Questa dimanda semplicissima del vecchio punse Calisto sul vivo, laonde tutto confuso si affrettò a rispondergli:

— No, no! Voi vedete pure che io ci metto piede, poichè entro nella cappella. Ma le mie consuetudini e l'umor mio mi dànno di vivere solo. Ringraziatelo, dunque, e scusatemi presso di lui.

— Oh, signor Calisto!
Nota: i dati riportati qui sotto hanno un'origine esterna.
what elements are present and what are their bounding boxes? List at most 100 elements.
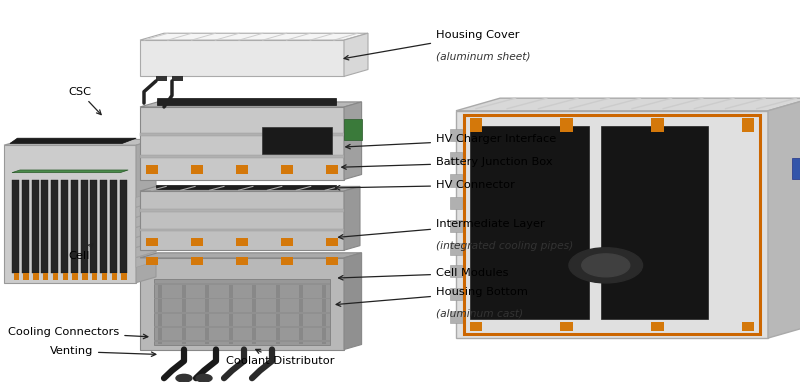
- Bar: [229, 284, 233, 344]
- Bar: [154, 279, 330, 345]
- Polygon shape: [344, 186, 360, 250]
- Bar: [470, 126, 589, 319]
- Bar: [154, 312, 330, 314]
- Text: (aluminum cast): (aluminum cast): [436, 309, 523, 319]
- Text: Cooling Connectors: Cooling Connectors: [8, 327, 148, 339]
- Bar: [140, 191, 344, 250]
- Bar: [182, 284, 186, 344]
- Bar: [22, 180, 29, 273]
- Bar: [34, 273, 38, 280]
- Bar: [262, 126, 332, 154]
- Polygon shape: [10, 138, 136, 144]
- Bar: [282, 238, 293, 246]
- Bar: [146, 238, 158, 246]
- Text: Housing Bottom: Housing Bottom: [336, 287, 528, 306]
- Bar: [122, 273, 126, 280]
- Bar: [602, 126, 707, 319]
- Bar: [450, 311, 462, 323]
- Bar: [191, 238, 202, 246]
- Bar: [102, 273, 107, 280]
- Bar: [43, 273, 48, 280]
- Text: Intermediate Layer: Intermediate Layer: [338, 219, 545, 239]
- Text: Coolant Distributor: Coolant Distributor: [226, 350, 334, 366]
- Polygon shape: [136, 201, 156, 217]
- Bar: [140, 155, 344, 158]
- Text: Battery Junction Box: Battery Junction Box: [342, 157, 553, 169]
- Bar: [112, 273, 117, 280]
- Bar: [12, 180, 19, 273]
- Bar: [156, 76, 167, 81]
- Bar: [326, 238, 338, 246]
- Polygon shape: [140, 33, 368, 40]
- Text: Venting: Venting: [50, 346, 156, 356]
- Bar: [326, 165, 338, 174]
- Bar: [154, 283, 330, 285]
- Bar: [146, 165, 158, 174]
- Bar: [282, 165, 293, 174]
- Text: HV Charger Interface: HV Charger Interface: [346, 134, 556, 149]
- Bar: [140, 229, 344, 231]
- Bar: [326, 257, 338, 265]
- Polygon shape: [4, 139, 156, 145]
- Bar: [154, 298, 330, 299]
- Bar: [157, 98, 336, 105]
- Polygon shape: [140, 186, 360, 191]
- Polygon shape: [344, 253, 362, 350]
- Circle shape: [569, 248, 642, 283]
- Bar: [82, 273, 87, 280]
- Polygon shape: [136, 231, 156, 247]
- Circle shape: [582, 254, 630, 277]
- Bar: [158, 284, 162, 344]
- Bar: [73, 273, 78, 280]
- Bar: [110, 180, 117, 273]
- Bar: [14, 273, 19, 280]
- Bar: [450, 288, 462, 300]
- Bar: [140, 133, 344, 136]
- Bar: [53, 273, 58, 280]
- Bar: [156, 185, 335, 189]
- Bar: [32, 180, 38, 273]
- Polygon shape: [136, 191, 156, 207]
- Bar: [450, 220, 462, 232]
- Bar: [450, 175, 462, 187]
- Bar: [322, 284, 326, 344]
- Bar: [62, 273, 68, 280]
- Bar: [206, 284, 210, 344]
- Bar: [140, 107, 344, 180]
- Bar: [450, 265, 462, 277]
- Polygon shape: [136, 252, 156, 267]
- Bar: [81, 180, 88, 273]
- Bar: [120, 180, 127, 273]
- Bar: [742, 322, 754, 331]
- Polygon shape: [768, 98, 800, 338]
- Bar: [71, 180, 78, 273]
- Bar: [237, 238, 248, 246]
- Polygon shape: [136, 222, 156, 237]
- Bar: [42, 180, 49, 273]
- Bar: [154, 326, 330, 328]
- Bar: [299, 284, 303, 344]
- Bar: [154, 340, 330, 342]
- Bar: [742, 118, 754, 132]
- Bar: [140, 40, 344, 76]
- Bar: [450, 152, 462, 164]
- Bar: [344, 119, 362, 139]
- Bar: [450, 197, 462, 209]
- Bar: [100, 180, 107, 273]
- Polygon shape: [136, 139, 156, 283]
- Polygon shape: [344, 102, 362, 180]
- Bar: [90, 180, 98, 273]
- Text: (integrated cooling pipes): (integrated cooling pipes): [436, 241, 574, 251]
- Bar: [560, 322, 573, 331]
- Bar: [140, 258, 344, 350]
- Bar: [464, 115, 760, 334]
- Bar: [51, 180, 58, 273]
- Bar: [450, 129, 462, 141]
- Text: HV Connector: HV Connector: [335, 180, 515, 190]
- Bar: [560, 118, 573, 132]
- Bar: [172, 76, 183, 81]
- Circle shape: [176, 374, 192, 382]
- Polygon shape: [140, 253, 362, 258]
- Bar: [140, 209, 344, 212]
- Bar: [191, 165, 202, 174]
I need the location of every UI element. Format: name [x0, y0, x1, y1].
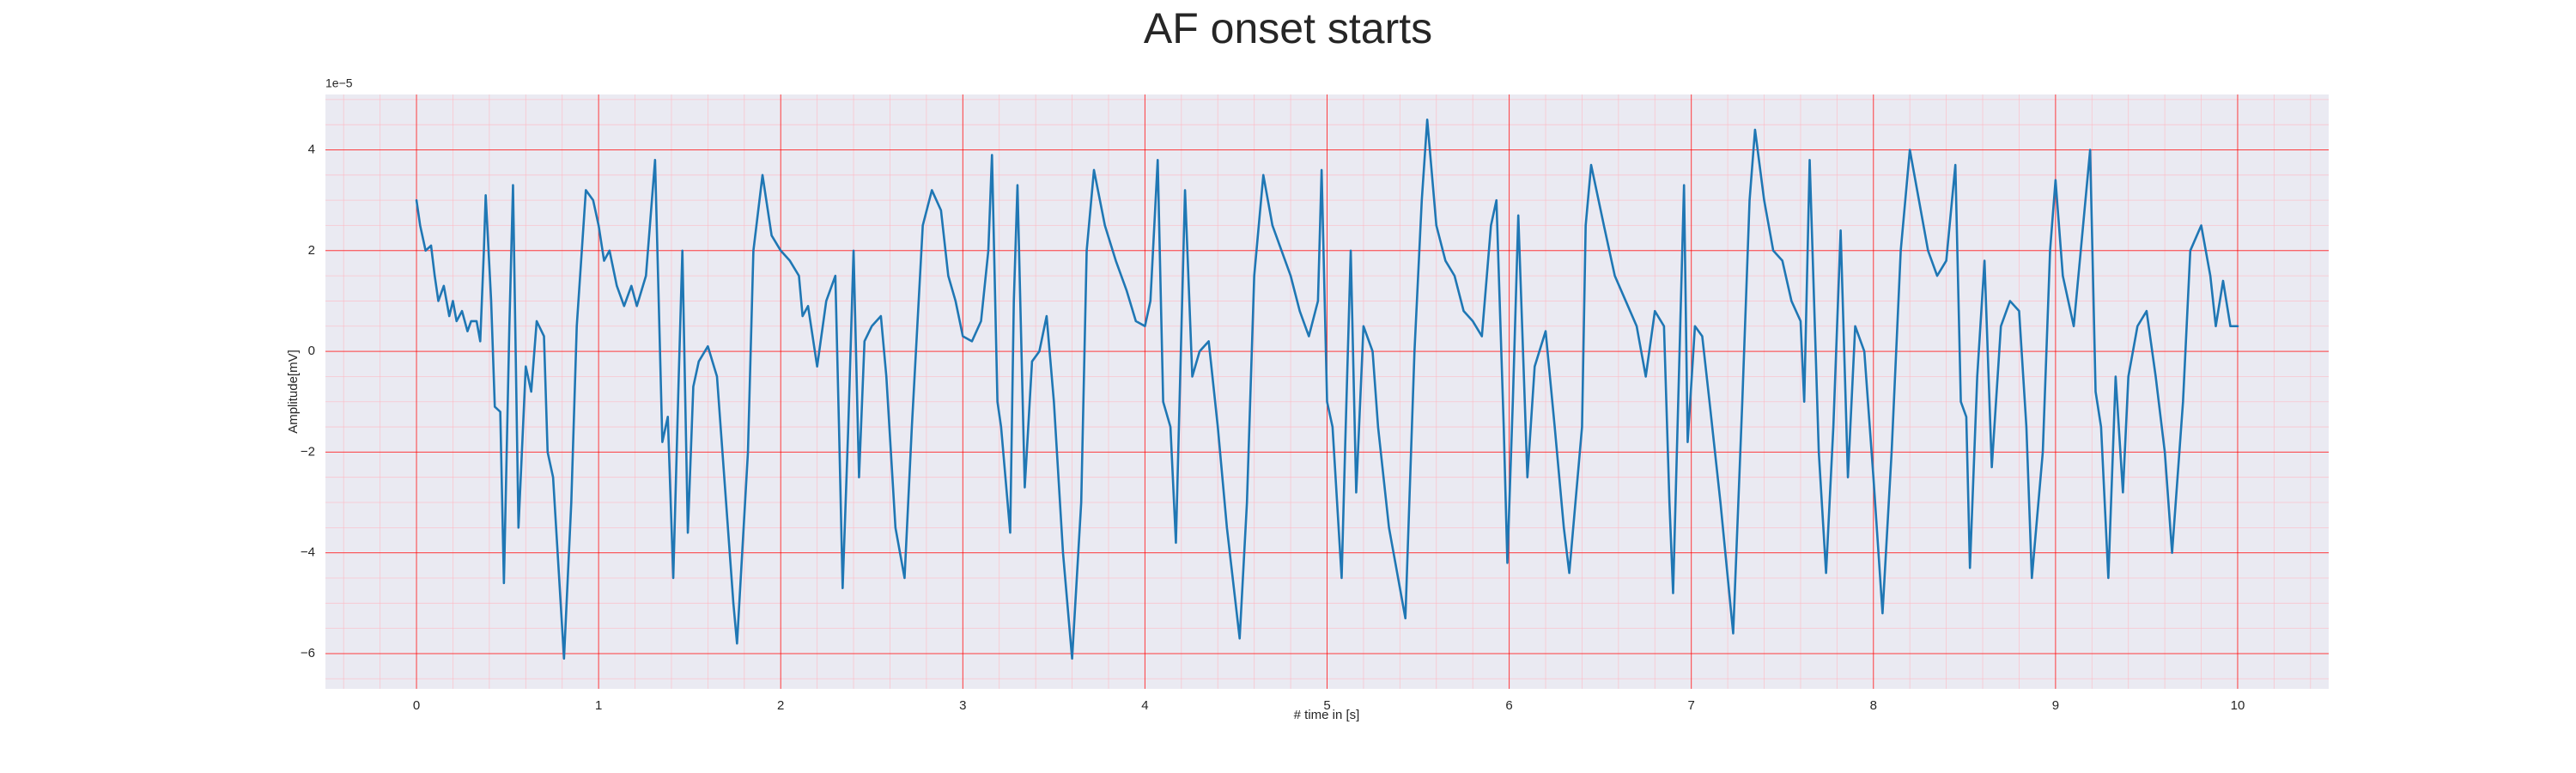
y-tick-label: −4 — [301, 545, 315, 560]
x-tick-label: 5 — [1323, 698, 1330, 713]
x-tick-label: 10 — [2231, 698, 2245, 713]
x-tick-label: 6 — [1505, 698, 1512, 713]
y-tick-label: 4 — [308, 142, 315, 156]
grid — [325, 94, 2329, 689]
y-tick-label: 2 — [308, 243, 315, 258]
signal-line — [415, 119, 2239, 660]
chart-title: AF onset starts — [1144, 4, 1432, 52]
y-tick-label: −2 — [301, 444, 315, 459]
x-tick-label: 1 — [595, 698, 602, 713]
offset-text: 1e−5 — [325, 76, 353, 90]
x-tick-label: 4 — [1141, 698, 1148, 713]
x-tick-label: 7 — [1688, 698, 1695, 713]
y-axis-label: Amplitude[mV] — [286, 350, 301, 434]
x-tick-label: 0 — [413, 698, 420, 713]
labels: 0 1 2 3 4 5 6 7 8 9 10 −6 −4 −2 0 2 4 — [301, 142, 2245, 712]
x-tick-label: 9 — [2052, 698, 2059, 713]
y-tick-label: 0 — [308, 344, 315, 358]
x-axis-label: # time in [s] — [1294, 708, 1360, 722]
x-tick-label: 3 — [959, 698, 966, 713]
marks — [415, 119, 2239, 660]
x-tick-label: 8 — [1870, 698, 1877, 713]
y-tick-label: −6 — [301, 646, 315, 660]
x-tick-label: 2 — [777, 698, 784, 713]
Se Ella non ha altre ragioni, il conte verrà egli stesso a prenderla sull'orchestra, e sarà finita d'un colpo. —

Queste parole, con le quali Giovanni aveva tolto commiato, posero il Caselli in una grande perplessità per tutta la settimana; e siccome avviene dei caratteri ombrosi, vissuti lunga pezza nella solitudine, egli si fece il male più grande assai che non fosse; il castello, nel quale egli non aveva voluto entrar mai, gli appariva tutto irto di dolorose ricordanze, le quali gli contrastassero l'ingresso. Ne avvenne che la domenica seguente, quando si trattò di uscire di casa, egli aveva la febbre e non si potè muover da letto.

Il giorno dopo, passato il pericolo, anche la febbre passò; ma nuove angustie stringevano il giovine. — Che cosa dirà il Villa Cervia? Mi dirà scortese e peggio, e non avrà il torto. E la gente, che era avvezza ad udirmi?... Oramai non potrò più andare. —

Calisto non era già pentito di aver ricusato di andare dal conte, sibbene di non essere andato alla cappella; e di questo non sapeva darsi pace. Due giorni rimase accasciato a quel modo, senza nemmeno aver la forza di uscir fuori all'aperto; e più assai vi sarebbe rimasto, se non tornava Giovanni, con aria malinconica, a recargli le condoglianze del conte Emanuele e lo invito di lasciarsi almeno vedere alla cappella per l'altra domenica.

Egli stette ad udire attentamente; poi volle che ripetesse. — Vi ha proprio detto così? Come vi ha detto? Con quali parole?

— Ecco; — rispose il domestico; — il conte mi ha chiamato e mi ha detto precisamente così: Giovanni, vattene dal signor Caselli. Non gli chiederai della sua salute, imperocchè io m'immagino che, se non è venuto ier l'altro, egli è proprio perchè il mio invito gli è tornato discaro. Gli dirai in quella vece che io sono dolente di averlo invitato ad asciolvere; ma che lo supplico, poichè non ama conoscermi, di venire alla messa. Anche a lui dorrà, per una cosa di tanto lieve momento, smettere le sue belle suonate. —

Per chi conosceva l'umore del conte Emanuele, era quella certamente una gran degnazione; e, a dir vero, egli non si sarebbe piegato, se non era la dolce violenza della figliuola.

Egli infatti s'era adontato grandemente della scortese assenza di Calisto, imperocchè, se lo andare a suonar l'organo le domeniche non era pel giovinetto un vero debito, tale lo aveva pur fatto la consuetudine, e il debito era divenuto quel giorno più grave per l'accompagnatura dello invito a colazione.